Papers were published tonight to inform next week's debate over the future of the incinerator at King's Lynn.

Defra announced last week it had cancelled the waste credits for the controversial plant. The previous administration at County Hall had agreed a contract with Cory Wheelabrator to run it.

Those credits would have been worth £169m over the lifetime of the plant, but campaigners say the withdrawal means now is the time to pull the plug on the plant, which 65,000 people in West Norfolk had opposed in a poll organised by the borough council.

The full county council will, on Monday, decide whether to agree a revised project plan for the plant. Officers say that rejecting that would trigger costs payable to Cory Wheelabrator of £28.9m.

And Peter Timmins, interim head of finance, says, in a report which will come before councillors, that is 'a financial step too far.'

He said it would mean he would have to serve a section 114 notice on the authority - designed to prevent the authority doing something unlawful or facing the prospect of bankruptcy.

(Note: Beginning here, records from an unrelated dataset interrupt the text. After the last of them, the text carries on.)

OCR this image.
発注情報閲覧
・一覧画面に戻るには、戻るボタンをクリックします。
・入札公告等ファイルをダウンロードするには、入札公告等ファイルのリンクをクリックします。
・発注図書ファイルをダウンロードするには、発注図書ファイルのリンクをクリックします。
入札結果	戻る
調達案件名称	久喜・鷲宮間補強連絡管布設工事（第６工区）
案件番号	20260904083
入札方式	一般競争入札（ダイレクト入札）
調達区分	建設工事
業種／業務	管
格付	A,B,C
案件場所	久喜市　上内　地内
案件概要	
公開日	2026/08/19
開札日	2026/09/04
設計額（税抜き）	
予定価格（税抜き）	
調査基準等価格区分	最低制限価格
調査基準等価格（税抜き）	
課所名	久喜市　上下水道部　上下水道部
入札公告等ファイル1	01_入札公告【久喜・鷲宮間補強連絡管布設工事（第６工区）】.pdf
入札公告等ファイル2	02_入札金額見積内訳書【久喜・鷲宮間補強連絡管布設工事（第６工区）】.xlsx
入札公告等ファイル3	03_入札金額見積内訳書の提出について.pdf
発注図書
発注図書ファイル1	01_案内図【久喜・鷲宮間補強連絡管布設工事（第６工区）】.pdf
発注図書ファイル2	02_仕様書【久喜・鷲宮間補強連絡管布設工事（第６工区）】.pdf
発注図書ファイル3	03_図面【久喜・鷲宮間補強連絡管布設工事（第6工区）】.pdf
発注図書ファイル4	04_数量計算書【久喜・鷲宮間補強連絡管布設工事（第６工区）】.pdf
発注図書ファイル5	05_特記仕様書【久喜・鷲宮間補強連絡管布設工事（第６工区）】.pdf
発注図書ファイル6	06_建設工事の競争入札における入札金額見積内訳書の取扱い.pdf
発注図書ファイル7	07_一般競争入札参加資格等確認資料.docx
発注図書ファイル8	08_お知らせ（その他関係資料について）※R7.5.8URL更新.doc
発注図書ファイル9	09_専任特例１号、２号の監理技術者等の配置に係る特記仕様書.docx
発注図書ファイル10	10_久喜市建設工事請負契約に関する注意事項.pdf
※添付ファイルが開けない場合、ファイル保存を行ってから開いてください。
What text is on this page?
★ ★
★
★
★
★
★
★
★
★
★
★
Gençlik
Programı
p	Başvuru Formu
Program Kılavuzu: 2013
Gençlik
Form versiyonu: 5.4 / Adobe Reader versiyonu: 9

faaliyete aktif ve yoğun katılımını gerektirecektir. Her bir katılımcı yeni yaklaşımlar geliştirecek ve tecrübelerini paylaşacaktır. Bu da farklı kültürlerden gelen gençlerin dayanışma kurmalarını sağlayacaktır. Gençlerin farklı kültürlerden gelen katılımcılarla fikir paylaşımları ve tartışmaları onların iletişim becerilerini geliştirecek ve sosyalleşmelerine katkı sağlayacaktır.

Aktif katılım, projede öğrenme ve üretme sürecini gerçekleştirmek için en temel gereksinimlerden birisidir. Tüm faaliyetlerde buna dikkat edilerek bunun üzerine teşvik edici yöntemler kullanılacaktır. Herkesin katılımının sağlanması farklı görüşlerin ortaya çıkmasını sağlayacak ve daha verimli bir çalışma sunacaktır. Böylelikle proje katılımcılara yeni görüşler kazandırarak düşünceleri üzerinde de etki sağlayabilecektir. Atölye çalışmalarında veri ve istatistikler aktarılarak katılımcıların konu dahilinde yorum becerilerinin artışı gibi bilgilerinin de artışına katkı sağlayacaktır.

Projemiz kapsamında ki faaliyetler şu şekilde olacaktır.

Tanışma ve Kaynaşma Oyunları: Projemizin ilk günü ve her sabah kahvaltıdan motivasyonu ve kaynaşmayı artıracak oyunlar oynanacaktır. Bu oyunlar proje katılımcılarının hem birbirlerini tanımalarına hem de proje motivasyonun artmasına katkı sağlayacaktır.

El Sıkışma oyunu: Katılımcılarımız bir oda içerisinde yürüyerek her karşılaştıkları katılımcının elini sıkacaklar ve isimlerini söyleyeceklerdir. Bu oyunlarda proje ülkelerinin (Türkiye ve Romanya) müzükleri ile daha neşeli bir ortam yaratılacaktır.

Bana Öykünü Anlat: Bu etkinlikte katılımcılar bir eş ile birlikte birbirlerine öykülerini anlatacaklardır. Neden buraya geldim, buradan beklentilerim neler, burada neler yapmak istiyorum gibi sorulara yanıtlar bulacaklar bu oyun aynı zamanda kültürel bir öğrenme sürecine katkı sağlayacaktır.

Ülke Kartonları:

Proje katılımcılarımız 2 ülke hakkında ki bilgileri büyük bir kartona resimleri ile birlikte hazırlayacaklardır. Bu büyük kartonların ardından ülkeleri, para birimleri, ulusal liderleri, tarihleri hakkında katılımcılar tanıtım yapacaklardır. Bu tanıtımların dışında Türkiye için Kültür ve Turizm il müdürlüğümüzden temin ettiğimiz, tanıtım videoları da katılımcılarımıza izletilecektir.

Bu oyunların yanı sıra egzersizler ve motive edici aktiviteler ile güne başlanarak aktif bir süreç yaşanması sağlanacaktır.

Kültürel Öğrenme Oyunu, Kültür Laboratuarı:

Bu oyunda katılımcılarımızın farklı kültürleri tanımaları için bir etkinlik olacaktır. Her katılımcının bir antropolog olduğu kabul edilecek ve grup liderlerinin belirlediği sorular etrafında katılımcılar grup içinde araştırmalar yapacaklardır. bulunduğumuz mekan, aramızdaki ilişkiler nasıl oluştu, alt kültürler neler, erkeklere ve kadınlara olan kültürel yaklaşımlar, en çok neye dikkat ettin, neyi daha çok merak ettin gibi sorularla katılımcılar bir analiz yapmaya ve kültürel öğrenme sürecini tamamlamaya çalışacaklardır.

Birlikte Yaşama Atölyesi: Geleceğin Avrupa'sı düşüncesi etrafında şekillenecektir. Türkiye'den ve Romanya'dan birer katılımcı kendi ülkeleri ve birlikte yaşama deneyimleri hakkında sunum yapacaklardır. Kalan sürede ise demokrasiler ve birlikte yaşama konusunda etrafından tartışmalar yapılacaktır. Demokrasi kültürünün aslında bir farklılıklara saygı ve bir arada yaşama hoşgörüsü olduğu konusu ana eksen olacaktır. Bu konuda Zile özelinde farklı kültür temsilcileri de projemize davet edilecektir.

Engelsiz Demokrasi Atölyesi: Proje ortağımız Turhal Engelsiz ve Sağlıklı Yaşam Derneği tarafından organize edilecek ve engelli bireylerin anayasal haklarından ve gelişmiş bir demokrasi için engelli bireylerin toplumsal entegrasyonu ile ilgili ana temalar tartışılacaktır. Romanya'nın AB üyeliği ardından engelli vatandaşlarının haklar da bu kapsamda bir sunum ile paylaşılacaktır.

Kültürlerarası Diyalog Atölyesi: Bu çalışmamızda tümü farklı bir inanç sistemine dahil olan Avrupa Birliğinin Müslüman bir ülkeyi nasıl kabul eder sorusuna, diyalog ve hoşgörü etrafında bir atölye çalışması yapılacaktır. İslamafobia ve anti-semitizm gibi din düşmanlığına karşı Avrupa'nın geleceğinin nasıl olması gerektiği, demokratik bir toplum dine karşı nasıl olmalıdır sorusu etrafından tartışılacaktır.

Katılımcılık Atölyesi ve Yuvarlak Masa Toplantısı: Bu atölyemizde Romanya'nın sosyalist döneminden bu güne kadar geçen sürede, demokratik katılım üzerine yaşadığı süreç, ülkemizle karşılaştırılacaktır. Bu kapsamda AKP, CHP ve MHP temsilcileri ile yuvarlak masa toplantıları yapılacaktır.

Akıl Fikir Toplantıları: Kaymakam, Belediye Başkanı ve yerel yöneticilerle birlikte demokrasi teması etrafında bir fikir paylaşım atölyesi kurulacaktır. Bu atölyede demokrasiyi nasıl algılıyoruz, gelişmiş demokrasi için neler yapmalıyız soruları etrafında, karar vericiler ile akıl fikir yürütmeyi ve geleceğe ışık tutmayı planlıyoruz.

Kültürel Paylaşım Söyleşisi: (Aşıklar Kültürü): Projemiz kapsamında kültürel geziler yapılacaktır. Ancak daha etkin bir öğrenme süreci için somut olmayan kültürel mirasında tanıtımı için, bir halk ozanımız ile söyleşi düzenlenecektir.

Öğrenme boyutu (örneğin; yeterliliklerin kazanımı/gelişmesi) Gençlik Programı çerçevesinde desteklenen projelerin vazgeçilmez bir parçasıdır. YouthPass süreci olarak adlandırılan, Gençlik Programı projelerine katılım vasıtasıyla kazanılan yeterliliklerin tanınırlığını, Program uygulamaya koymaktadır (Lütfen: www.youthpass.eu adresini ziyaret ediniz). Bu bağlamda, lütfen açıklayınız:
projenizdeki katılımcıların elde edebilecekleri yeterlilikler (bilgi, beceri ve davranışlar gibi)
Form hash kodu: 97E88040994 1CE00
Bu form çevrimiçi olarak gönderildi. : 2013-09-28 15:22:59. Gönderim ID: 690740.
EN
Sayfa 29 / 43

He said: 'The reserves that are available for unforeseen events stands at £20.811m. 'However, the prescribed minimum level is £16m. Termination would take the council's reserves below the prescribed minimal level.'

Once that notice is served, he said, the council would have to resolve how to pay the costs within 21 days of the notice being issued.

He warned: 'The council would have to consider such measures to fund the payment, as a spending freeze, affecting contractors, both locally and nationally, emergency cuts to services, affecting residents and the depletion of reserves, down to the agreed minimum of £16m, requiring a plan to re-instate the funds over a short period of time.'

An independent review conducted by Jonathan Action Davis, QC, which will also be presented to councillors, concluded pulling out of the contract, or the Secretary of State deciding not to grant planning permission would both have 'onerous compensation clauses', but said he was 'not in a position' to determine the 'full scale' of them.

A financial expert's reports into the potential costs of withdrawing from the contract has yet to be published.

As reported. two senior Conservative councillors have accused the county's MPs of kicking the people of Norfolk in the teeth by lobbying for the waste credits for the proposed incinerator to be withdrawn.